Domande inquietanti sulle code per il passaporto

Flavia Perina La Stampa 29 gennaio 2023
La coda per il passaporto
Presi come eravamo a litigare sui nuovi diritti ci siamo dimenticati dei vecchi: ad esempio, il diritto elementare di ottenere un documento di identità che ci consenta di spostarsi e viaggiare. Le code notturne davanti agli uffici passaporti di Torino e Genova (ma anche a Milano, Parma, Varese) ricordano quelle per le patate o lo zucchero durante la guerra ma sono ovviamente più arrabbiate perché qui non ci sono bombe o devastazioni mondiali a giustificare la penuria di un timbro, di un modulo, di un’autorizzazione al rilascio.

Dicono al Viminale che l’ingolfamento delle Questure è dovuto ai molti documenti scaduti in era Covid e ai Comuni-lumaca nella gestione delle carte di identità, ma soprattutto è effetto di una psicosi immotivata che sta spingendo le persone a richiedere il rinnovo tutte insieme. Magari è vero, e nel caso ci sarebbe da interrogarsi sul motivo per cui migliaia di cittadini non si sentono tranquilli senza un titolo valido per l’espatrio in tasca (qual è la paura? Restare prigionieri del proprio Paese?).

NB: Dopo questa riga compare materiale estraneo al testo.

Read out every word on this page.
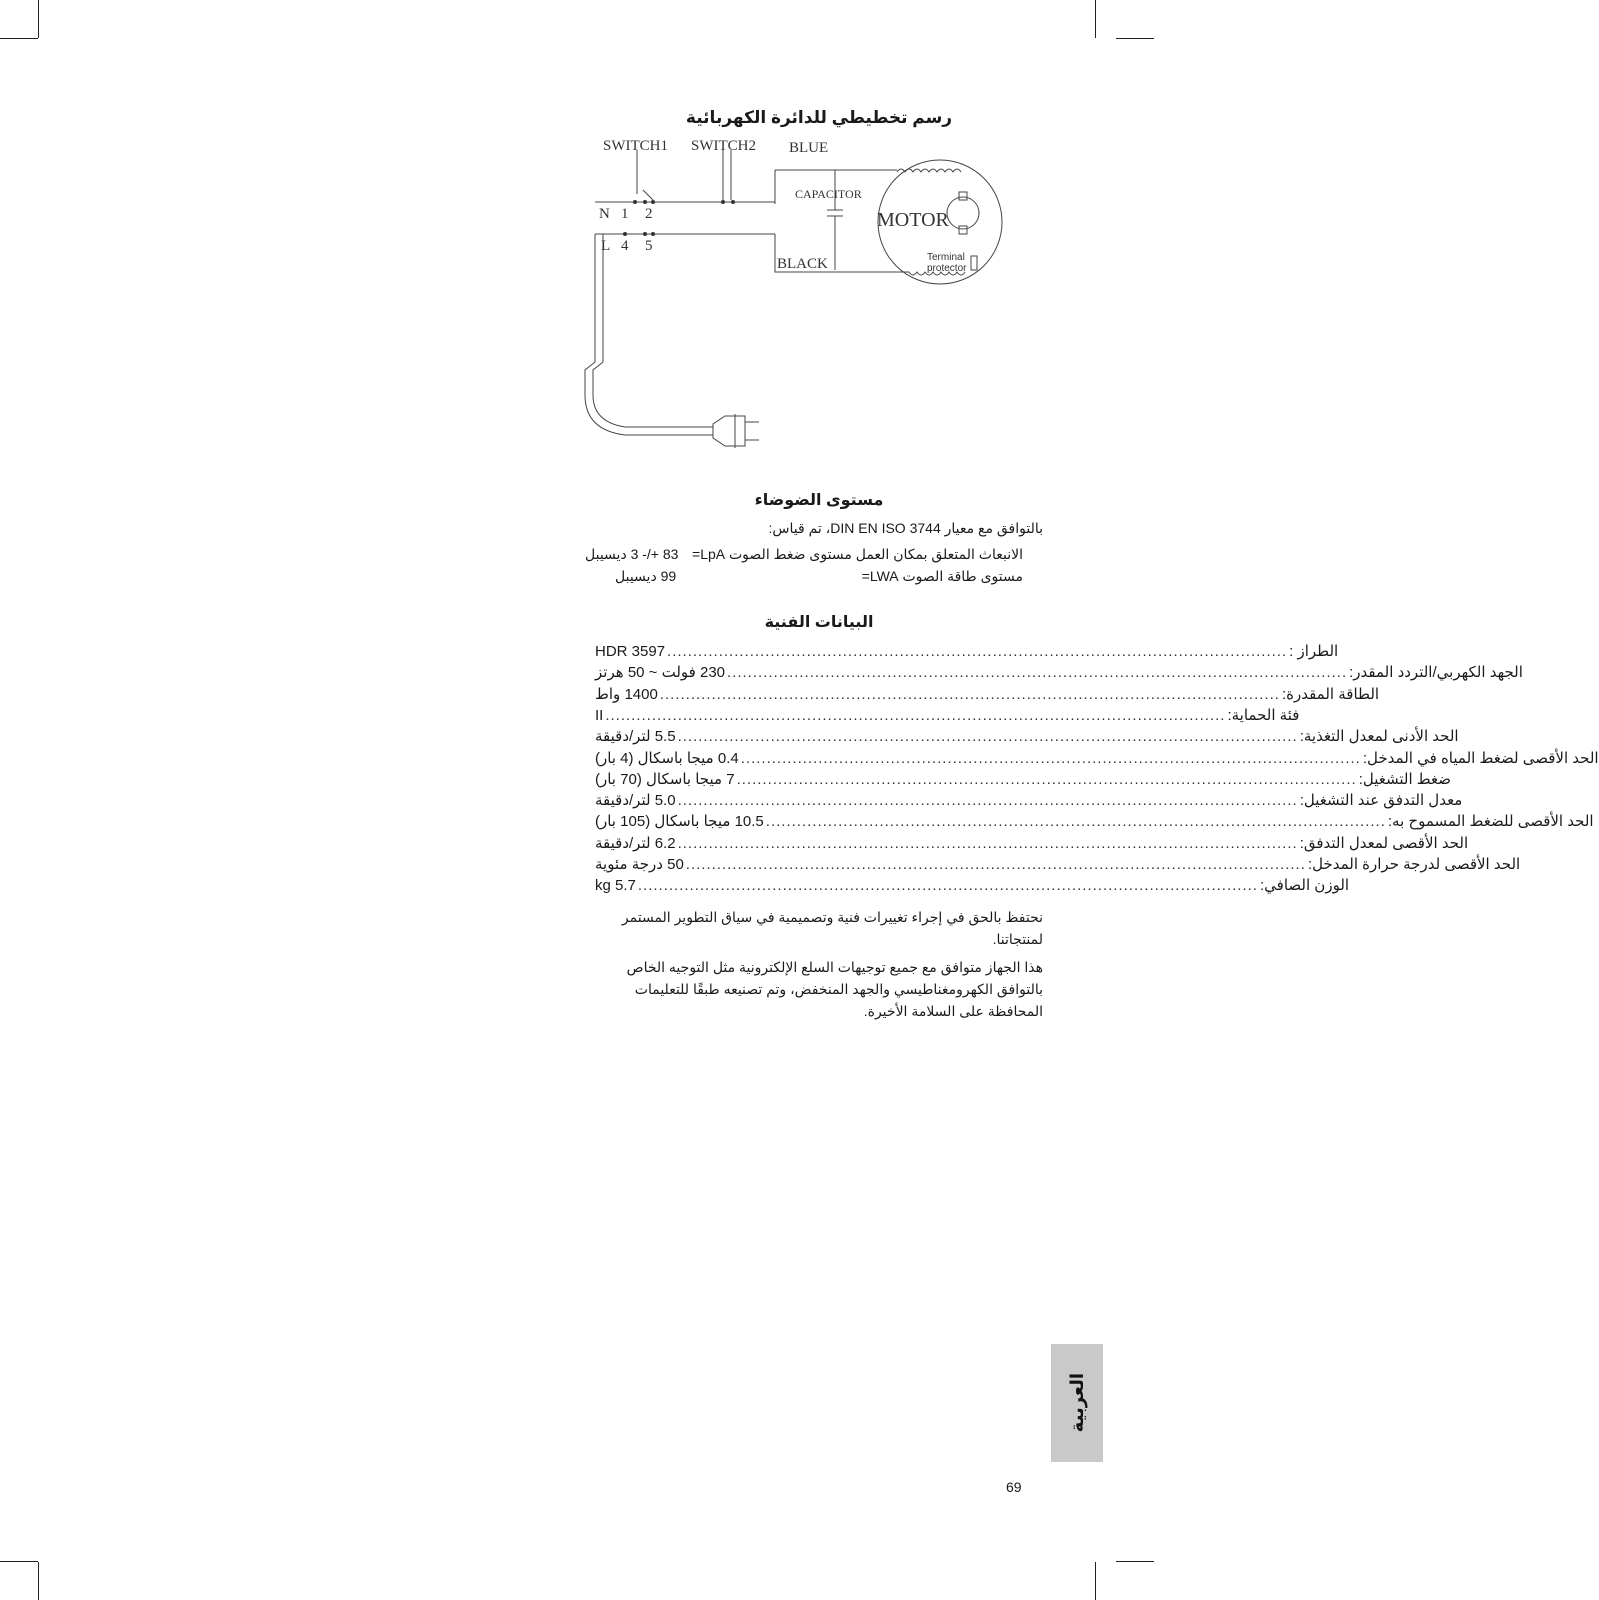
رسم تخطيطي للدائرة الكهربائية
SWITCH1 SWITCH2 BLUE
CAPACITOR
MOTOR
Terminal
protector
BLACK
N 1 2
L 4 5
مستوى الضوضاء
بالتوافق مع معيار DIN EN ISO 3744، تم قياس:
الانبعاث المتعلق بمكان العمل مستوى ضغط الصوت LpA=
83 +/- 3 ديسيبل
مستوى طاقة الصوت LWA=
99 ديسيبل
البيانات الفنية
HDR 3597 ........................................................................................................................ الطراز :
230 فولت ~ 50 هرتز ........................................................................................................................ الجهد الكهربي/التردد المقدر:
1400 واط ........................................................................................................................ الطاقة المقدرة:
II ........................................................................................................................ فئة الحماية:
5.5 لتر/دقيقة ........................................................................................................................ الحد الأدنى لمعدل التغذية:
0.4 ميجا باسكال (4 بار) ........................................................................................................................ الحد الأقصى لضغط المياه في المدخل:
7 ميجا باسكال (70 بار) ........................................................................................................................ ضغط التشغيل:
5.0 لتر/دقيقة ........................................................................................................................ معدل التدفق عند التشغيل:
10.5 ميجا باسكال (105 بار) ........................................................................................................................ الحد الأقصى للضغط المسموح به:
6.2 لتر/دقيقة ........................................................................................................................ الحد الأقصى لمعدل التدفق:
50 درجة مئوية ........................................................................................................................ الحد الأقصى لدرجة حرارة المدخل:
5.7 kg ........................................................................................................................ الوزن الصافي:
نحتفظ بالحق في إجراء تغييرات فنية وتصميمية في سياق التطوير المستمر
لمنتجاتنا.
هذا الجهاز متوافق مع جميع توجيهات السلع الإلكترونية مثل التوجيه الخاص
بالتوافق الكهرومغناطيسي والجهد المنخفض، وتم تصنيعه طبقًا للتعليمات
المحافظة على السلامة الأخيرة.
العربية
69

Ma è più probabile che la domanda da farsi sia un’altra e riguardi il paradosso tutto italiano per cui l’automazione di molte procedure, gli appuntamenti automatici, le prenotazioni telematiche, invece di semplificarci la vita ce l’hanno complicata e generano code invece di ridurle.

Succede ovunque serva un documento o un appuntamento. Alle poste, negli ospedali, nei municipi, alle Asl, nelle case comunali dove si ammucchiano multe mai notificate perché manco le raccomandate arrivano più come dovrebbero, e i vigili (a Roma, ma non solo) anziché lasciarti sotto il tergicristallo il verbale mettono un ticket che richiede una caccia al tesoro per scoprire quanto e come devi pagare. Deve esserci un motivo oscuro se solo da noi la modernità amplifica vecchie inefficienze e ne crea di nuove, inimmaginabili fino a poco tempo fa, e le burocrazie minori – così come quelle dei massimi sistemi – riescono a riprodurre i loro vizi e lentezze persino nel regno dell’efficienza governato dagli algoritmi.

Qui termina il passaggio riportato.